Publicado em 04/07/2016 às 11h01
PARATY (RJ) _ Nem o príncipe herdeiro da família imperial brasileira escapou da crise. Este ano, por falta de grana, ele teve que cancelar a tradicional recepção que costuma oferecer em sua casa aos escritores convidados para a Flip (Festa Literária Internacional de Paraty), mas isso não o impediu de oferecer um almoço, na sexta-feira, a pequeno grupo de amigos, nem arrefeceu seu entusiasmo com o Brasil retratado pelo príncipe-fotógrafo em 12 livros.

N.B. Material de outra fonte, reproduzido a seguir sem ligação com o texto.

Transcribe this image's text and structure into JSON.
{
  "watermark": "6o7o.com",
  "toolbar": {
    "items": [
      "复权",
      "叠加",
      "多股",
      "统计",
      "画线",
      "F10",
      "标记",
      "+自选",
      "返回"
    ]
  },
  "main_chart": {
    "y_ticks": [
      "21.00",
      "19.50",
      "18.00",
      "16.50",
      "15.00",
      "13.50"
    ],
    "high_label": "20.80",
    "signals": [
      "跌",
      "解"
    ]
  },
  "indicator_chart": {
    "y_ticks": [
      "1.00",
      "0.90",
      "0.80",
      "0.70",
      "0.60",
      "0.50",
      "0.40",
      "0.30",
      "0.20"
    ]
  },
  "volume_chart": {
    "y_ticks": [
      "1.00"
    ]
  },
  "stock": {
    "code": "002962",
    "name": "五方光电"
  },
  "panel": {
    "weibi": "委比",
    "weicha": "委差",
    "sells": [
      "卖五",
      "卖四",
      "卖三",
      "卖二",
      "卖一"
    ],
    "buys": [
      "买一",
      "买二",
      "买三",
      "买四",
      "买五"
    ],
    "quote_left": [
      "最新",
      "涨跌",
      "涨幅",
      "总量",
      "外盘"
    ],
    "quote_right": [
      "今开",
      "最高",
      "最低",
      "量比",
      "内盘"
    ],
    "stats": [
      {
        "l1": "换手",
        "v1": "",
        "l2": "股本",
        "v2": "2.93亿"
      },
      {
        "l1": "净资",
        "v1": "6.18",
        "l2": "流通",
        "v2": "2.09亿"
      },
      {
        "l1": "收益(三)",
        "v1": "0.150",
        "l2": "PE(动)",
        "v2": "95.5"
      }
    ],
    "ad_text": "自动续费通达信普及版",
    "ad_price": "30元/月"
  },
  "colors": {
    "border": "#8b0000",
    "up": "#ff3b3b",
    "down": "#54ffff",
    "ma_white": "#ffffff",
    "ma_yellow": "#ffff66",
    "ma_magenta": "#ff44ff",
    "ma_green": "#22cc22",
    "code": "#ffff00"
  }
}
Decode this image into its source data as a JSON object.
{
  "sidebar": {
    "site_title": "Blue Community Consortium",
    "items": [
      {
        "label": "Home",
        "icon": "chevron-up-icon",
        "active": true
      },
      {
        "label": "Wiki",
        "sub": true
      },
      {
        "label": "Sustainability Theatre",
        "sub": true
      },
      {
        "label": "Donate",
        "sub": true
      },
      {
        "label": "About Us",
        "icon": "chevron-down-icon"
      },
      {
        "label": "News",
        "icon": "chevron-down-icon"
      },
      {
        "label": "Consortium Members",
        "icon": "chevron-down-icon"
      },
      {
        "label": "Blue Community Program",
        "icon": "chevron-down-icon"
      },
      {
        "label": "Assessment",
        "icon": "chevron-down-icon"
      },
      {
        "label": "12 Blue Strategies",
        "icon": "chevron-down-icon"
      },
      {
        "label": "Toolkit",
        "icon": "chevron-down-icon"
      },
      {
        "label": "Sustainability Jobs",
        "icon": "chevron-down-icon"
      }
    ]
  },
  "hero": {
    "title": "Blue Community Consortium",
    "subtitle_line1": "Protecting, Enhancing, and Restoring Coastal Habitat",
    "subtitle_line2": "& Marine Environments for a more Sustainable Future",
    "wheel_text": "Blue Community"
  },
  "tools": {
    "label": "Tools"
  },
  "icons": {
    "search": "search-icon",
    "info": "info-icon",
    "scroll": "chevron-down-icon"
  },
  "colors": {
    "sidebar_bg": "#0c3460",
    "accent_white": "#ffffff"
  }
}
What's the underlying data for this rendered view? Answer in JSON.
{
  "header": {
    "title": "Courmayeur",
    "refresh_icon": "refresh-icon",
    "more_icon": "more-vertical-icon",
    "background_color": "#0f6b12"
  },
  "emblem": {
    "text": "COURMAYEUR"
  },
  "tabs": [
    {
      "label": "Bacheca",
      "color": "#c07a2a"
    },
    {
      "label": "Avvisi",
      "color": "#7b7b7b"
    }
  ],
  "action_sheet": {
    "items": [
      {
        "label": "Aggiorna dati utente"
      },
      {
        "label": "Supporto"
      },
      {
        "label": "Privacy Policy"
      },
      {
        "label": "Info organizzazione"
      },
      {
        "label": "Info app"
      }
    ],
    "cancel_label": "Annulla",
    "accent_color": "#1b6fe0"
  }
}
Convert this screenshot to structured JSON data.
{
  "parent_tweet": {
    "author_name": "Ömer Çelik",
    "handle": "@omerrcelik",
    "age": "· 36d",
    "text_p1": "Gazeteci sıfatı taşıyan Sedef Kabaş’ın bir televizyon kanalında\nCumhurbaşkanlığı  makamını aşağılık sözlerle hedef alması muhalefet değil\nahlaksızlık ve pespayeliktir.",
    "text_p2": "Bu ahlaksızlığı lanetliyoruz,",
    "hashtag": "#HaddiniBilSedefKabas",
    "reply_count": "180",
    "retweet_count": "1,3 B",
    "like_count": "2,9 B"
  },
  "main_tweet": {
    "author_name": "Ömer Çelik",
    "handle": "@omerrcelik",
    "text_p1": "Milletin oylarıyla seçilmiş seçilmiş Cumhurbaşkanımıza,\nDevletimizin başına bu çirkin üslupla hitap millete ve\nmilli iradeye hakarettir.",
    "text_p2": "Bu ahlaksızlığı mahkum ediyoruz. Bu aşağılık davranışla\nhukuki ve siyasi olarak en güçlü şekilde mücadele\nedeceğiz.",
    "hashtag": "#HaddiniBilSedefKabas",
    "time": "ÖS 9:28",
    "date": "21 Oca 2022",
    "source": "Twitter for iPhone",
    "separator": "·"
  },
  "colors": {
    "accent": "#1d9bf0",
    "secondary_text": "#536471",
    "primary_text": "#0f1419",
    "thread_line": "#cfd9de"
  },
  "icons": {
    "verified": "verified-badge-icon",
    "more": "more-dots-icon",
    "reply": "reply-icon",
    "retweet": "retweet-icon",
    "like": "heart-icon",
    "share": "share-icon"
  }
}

Quando recebi o convite, logo pensei em fazer uma entrevista com ele, pois não o conhecia. Queria saber o que pensa o bisneto da princesa Isabel e trineto de Dom Pedro II sobre uma possível volta da monarquia, caso seja convocado, como já andam pedindo, um novo plebiscito sobre o sistema de governo (o último, em que venceu o presidencialismo, foi realizado em 1993). Até fiquei com receio de parecer impertinente, diante da gravidade da situação em que vivemos.
Aos 62 anos, com seu jeitão de surfista veterano, o empresário Dom João Henrique Maria Gabriel Gonzaga de Orléans e Bragança ou, simplesmente, Dom Joãozinho, como é chamado pelo povo de Paraty, veio nos receber no jardim do casarão colonial à beira-mar, e logo espantou meus temores. Sem frescuras nem salamaleques, fomos para a ampla sala de visitas e eu fui direto ao assunto: o que ele acharia da ideia de virar rei do Brasil e assumir o trono?, já que corre este risco, nunca se sabe.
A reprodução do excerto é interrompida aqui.